70 members of Harvard staff slam Crimson's BDS endorsement

Signatories include numerous distinguished academics such as Ruth Wisse and Alan Dershowitz.

Buildings in Harvard Yard are reflected in frozen puddle at Harvard University in Cambridge, Massachusetts, January 20, 2015. (photo credit: REUTERS/BRIAN SNYDER)
Buildings in Harvard Yard are reflected in frozen puddle at Harvard University in Cambridge, Massachusetts, January 20, 2015.
(photo credit: REUTERS/BRIAN SNYDER)

A total of seventy Harvard University faculty members have issued a statement expressing “dismay” over the Harvard Crimson Editorial Board’s endorsement of the Boycott, Divestment and Sanctions campaign against Israel.

Signatories include psychology prof. Steven Pinker, the law school’s Jessie Fried, former US Treasury secretary and university president Larry Summers and distinguished academics including Ruth Wisse and Alan Dershowitz.

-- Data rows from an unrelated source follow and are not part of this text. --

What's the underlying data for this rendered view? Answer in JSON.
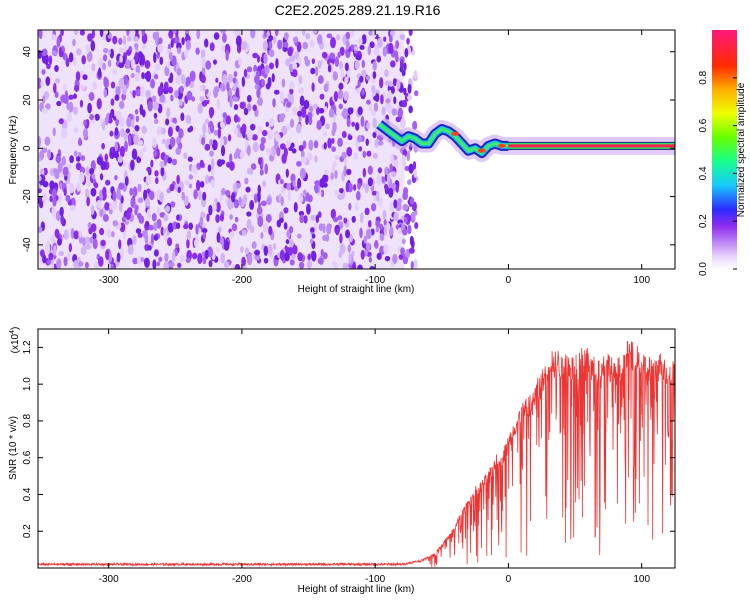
{
  "page_title": "C2E2.2025.289.21.19.R16",
  "chart_data": [
    {
      "type": "heatmap",
      "title": "C2E2.2025.289.21.19.R16",
      "xlabel": "Height of straight line (km)",
      "ylabel": "Frequency (Hz)",
      "xlim": [
        -353,
        125
      ],
      "ylim": [
        -50,
        49
      ],
      "xticks": [
        -300,
        -200,
        -100,
        0,
        100
      ],
      "xtick_labels": [
        "-300",
        "-200",
        "-100",
        "0",
        "100"
      ],
      "yticks": [
        -40,
        -20,
        0,
        20,
        40
      ],
      "ytick_labels": [
        "-40",
        "-20",
        "0",
        "20",
        "40"
      ],
      "noise_region_x": [
        -353,
        -78
      ],
      "signal_trace": {
        "x": [
          -97,
          -90,
          -85,
          -80,
          -75,
          -70,
          -65,
          -60,
          -55,
          -50,
          -45,
          -40,
          -35,
          -30,
          -25,
          -20,
          -15,
          -10,
          -5,
          0,
          20,
          60,
          100,
          125
        ],
        "y": [
          10,
          7,
          5,
          3,
          5,
          4,
          2,
          2,
          6,
          8,
          7,
          5,
          2,
          -1,
          0,
          -2,
          1,
          2,
          1,
          1,
          1,
          1,
          1,
          1
        ]
      },
      "colorbar": {
        "label": "Normalized spectral amplitude",
        "range": [
          0,
          1
        ],
        "ticks": [
          0.0,
          0.2,
          0.4,
          0.6,
          0.8
        ],
        "tick_labels": [
          "0.0",
          "0.2",
          "0.4",
          "0.6",
          "0.8"
        ]
      }
    },
    {
      "type": "line",
      "xlabel": "Height of straight line (km)",
      "ylabel": "SNR (10 * v/v)",
      "multiplier_label": "(x10",
      "multiplier_exp": "4",
      "xlim": [
        -353,
        125
      ],
      "ylim": [
        0,
        1.3
      ],
      "xticks": [
        -300,
        -200,
        -100,
        0,
        100
      ],
      "xtick_labels": [
        "-300",
        "-200",
        "-100",
        "0",
        "100"
      ],
      "yticks": [
        0.2,
        0.4,
        0.6,
        0.8,
        1.0,
        1.2
      ],
      "ytick_labels": [
        "0.2",
        "0.4",
        "0.6",
        "0.8",
        "1.0",
        "1.2"
      ],
      "series": [
        {
          "name": "SNR",
          "color": "#ee3333",
          "x": [
            -353,
            -300,
            -250,
            -200,
            -150,
            -100,
            -80,
            -65,
            -55,
            -45,
            -40,
            -35,
            -30,
            -25,
            -20,
            -15,
            -10,
            -5,
            0,
            5,
            10,
            15,
            20,
            25,
            30,
            35,
            40,
            45,
            50,
            55,
            60,
            65,
            70,
            75,
            80,
            85,
            90,
            95,
            100,
            105,
            110,
            115,
            120,
            125
          ],
          "y": [
            0.02,
            0.02,
            0.02,
            0.02,
            0.02,
            0.02,
            0.02,
            0.04,
            0.08,
            0.17,
            0.22,
            0.3,
            0.35,
            0.42,
            0.45,
            0.5,
            0.58,
            0.6,
            0.68,
            0.78,
            0.85,
            0.88,
            0.95,
            1.02,
            1.12,
            1.15,
            1.1,
            1.12,
            1.08,
            1.18,
            1.15,
            1.08,
            1.1,
            1.12,
            1.05,
            1.12,
            1.18,
            1.15,
            1.12,
            1.1,
            1.08,
            1.12,
            1.05,
            1.1
          ]
        }
      ]
    }
  ]
}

The letter, which was organized by Harvard-affiliated members of the Academic Engagement Network (AEN), states: “As members of the faculty of Harvard University, we are dismayed by The Crimson Editorial Board’s enthusiastic endorsement of the Boycott, Divestment, and Sanctions (BDS) movement against Israel." 

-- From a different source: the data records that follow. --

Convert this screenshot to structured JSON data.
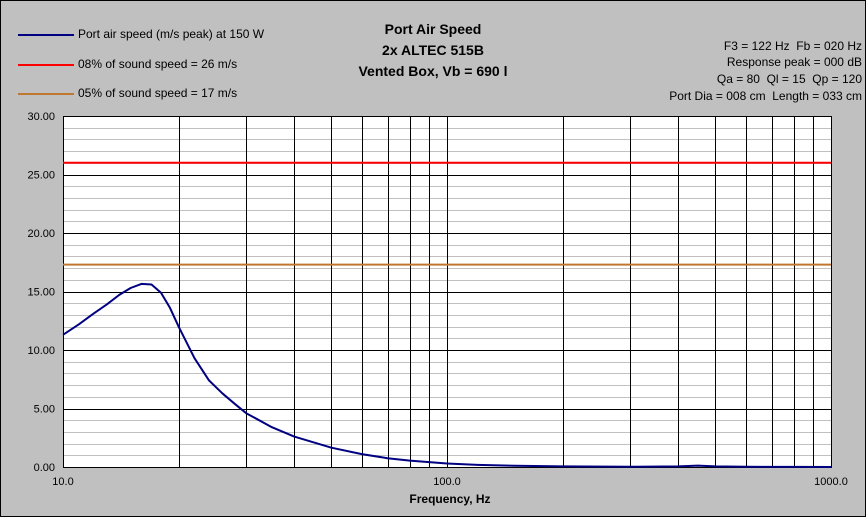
{
  "chart_data": {
    "type": "line",
    "title_lines": [
      "Port Air Speed",
      "2x ALTEC 515B",
      "Vented Box, Vb = 690 l"
    ],
    "xlabel": "Frequency, Hz",
    "ylabel": "",
    "x_scale": "log",
    "xlim": [
      10,
      1000
    ],
    "ylim": [
      0,
      30
    ],
    "x_ticks": [
      "10.0",
      "100.0",
      "1000.0"
    ],
    "y_ticks": [
      "0.00",
      "5.00",
      "10.00",
      "15.00",
      "20.00",
      "25.00",
      "30.00"
    ],
    "grid": true,
    "legend_position": "top-left",
    "series": [
      {
        "name": "Port air speed (m/s peak) at 150 W",
        "color": "#000080",
        "x": [
          10,
          11,
          12,
          13,
          14,
          15,
          16,
          17,
          18,
          19,
          20,
          22,
          24,
          26,
          28,
          30,
          35,
          40,
          50,
          60,
          70,
          80,
          100,
          120,
          150,
          200,
          300,
          400,
          450,
          500,
          600,
          800,
          1000
        ],
        "y": [
          11.3,
          12.2,
          13.1,
          13.9,
          14.7,
          15.3,
          15.65,
          15.6,
          14.9,
          13.6,
          12.0,
          9.3,
          7.4,
          6.3,
          5.4,
          4.6,
          3.4,
          2.6,
          1.65,
          1.1,
          0.75,
          0.55,
          0.3,
          0.18,
          0.1,
          0.05,
          0.02,
          0.05,
          0.12,
          0.05,
          0.02,
          0.01,
          0.0
        ]
      },
      {
        "name": "08% of sound speed = 26 m/s",
        "color": "#ff0000",
        "x": [
          10,
          1000
        ],
        "y": [
          26,
          26
        ]
      },
      {
        "name": "05% of sound speed = 17 m/s",
        "color": "#c07830",
        "x": [
          10,
          1000
        ],
        "y": [
          17.3,
          17.3
        ]
      }
    ],
    "params": [
      "F3 = 122 Hz  Fb = 020 Hz",
      "Response peak = 000 dB",
      "Qa = 80  Ql = 15  Qp = 120",
      "Port Dia = 008 cm  Length = 033 cm"
    ]
  }
}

The statement came in response to an unsigned editorial published last month in the Harvard Crimson, offering a full-throated endorsement of the BDS movement, in a potent symbol of a changing campus climate regarding Israel.

The editorial also expressed support for Harvard’s Palestine Solidarity Committee, a student group that has for the past week been hosting the school’s chapter of the annual “Israel Apartheid Week” international event.

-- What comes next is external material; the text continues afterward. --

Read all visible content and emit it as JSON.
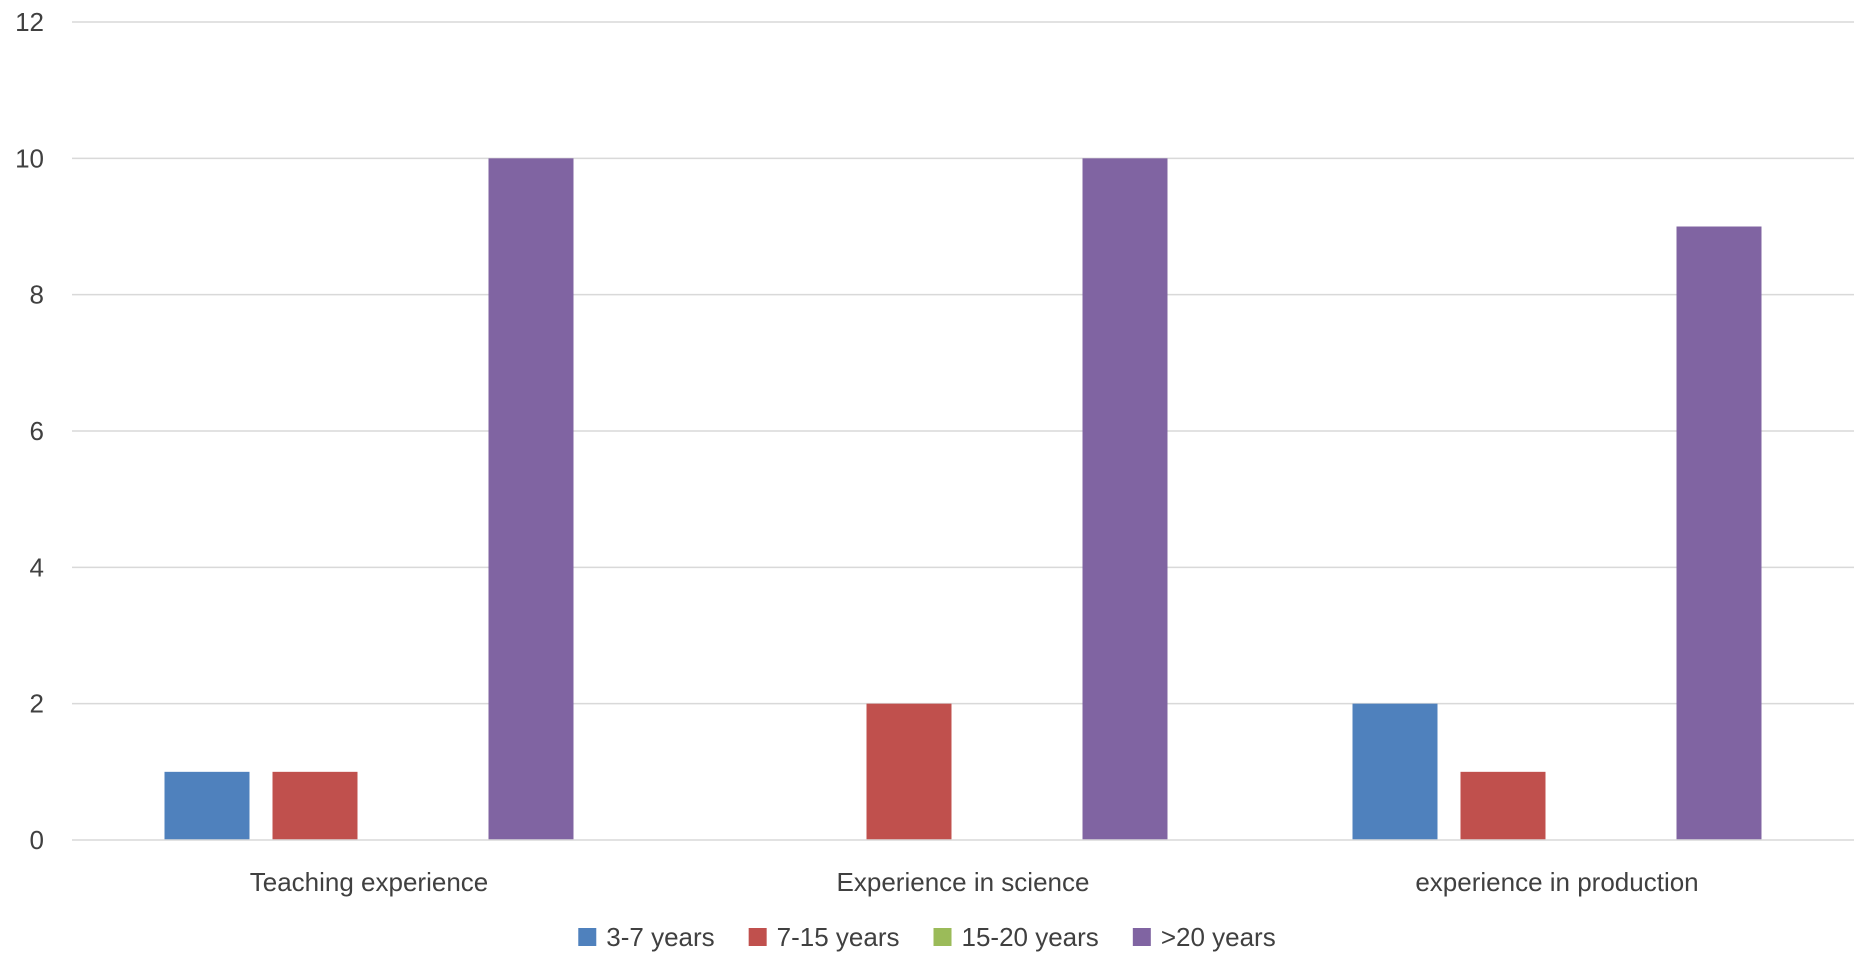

The faculty addressed grave concerns about the impact that the Crimson BDS endorsement could have on the “well-being of Jewish and Zionist students at Harvard, some of whom have already reported that they have become alienated from the newspaper on account of the inhospitable culture that prevails there.”

The faculty further admonished Crimson for endorsing a movement that “compromises educational goals by turning the complex and intractable Israeli-Palestinian conflict into a caricature that singles out only one side for blame with a false binary of oppressor versus oppressed” and proclaimed their support for “Harvard’s ties with Israel, a country that is home to some of the world’s best universities” that “our research and teaching missions benefit from.”

 They also noted that while many people gravitate to BDS believing it offers a means for advancing Palestinian rights and peace in the Middle East, “the reality is that BDS merely coarsens the discourse on campus and contributes to antisemitism.

In seeking to delegitimize Israel through diplomatic, economic, academic, and cultural isolation, and by opposing the very notions of Jewish peoplehood and self-determination, BDS is disrespectful of Jews, the vast majority of whom view an attachment to Israel as central to their faith identity.”

The statement said that BDS does not advocate for coexistence, as the Crimson claims. Rather, according to Harvard faculty, "BDS negates the importance of Israel for Jewish continuity and as a refuge and safe haven for Jews who need one."